前回の「③現状の課題(ボトルネック)を見極める」において、

A)そもそもアクセス数が少ない
という課題がある場合は、

  • サイト構築時にSEO対策を実施する

のは当然のこととして、追加コストにはなりますが、

  • SEOを意識してblogコンテンツを用意する(オウンドメディア)
  • リスティング広告を実施する
  • FacebookやYoutubeなどのSNSの活用(ADも含め)

といった対策についても、予算確保の検討をしておきましょう。

目標値の設定

最後に、これは見積時のパラメータとは異なりますが、目標数値の設定も重要なポイントです。

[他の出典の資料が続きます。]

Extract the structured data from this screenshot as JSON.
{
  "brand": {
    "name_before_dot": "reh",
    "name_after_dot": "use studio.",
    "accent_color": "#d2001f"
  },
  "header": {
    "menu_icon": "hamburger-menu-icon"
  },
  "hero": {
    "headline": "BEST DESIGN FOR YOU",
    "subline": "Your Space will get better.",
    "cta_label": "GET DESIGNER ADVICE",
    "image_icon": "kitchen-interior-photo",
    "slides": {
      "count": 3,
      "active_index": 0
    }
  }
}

前号でご説明した通り、「Webからの確度の高い問い合わせ(リード)を増やす」ことを前提とするならば、当然

  • 現状のWebからの問い合わせの数、確度

が基準になります。これ以外に、

  • 資料請求の数
  • セミナー申し込み数

などの現状の数値は、最低限確認しておくことが必要になります。

まとめ

BtoB販促の視点から、Webサイト リニューアルの考え方、見積提案依頼時のコツをお伝えして来ました。

Webサイトリニューアルは積年の課題である企業も多いため、いざ実施となると社内でさまざまな声が上がり、収拾がつかなくなるケースも珍しくありません。

これらを参考に、効率的に、効果的なWebサイト リニューアルを実施してください!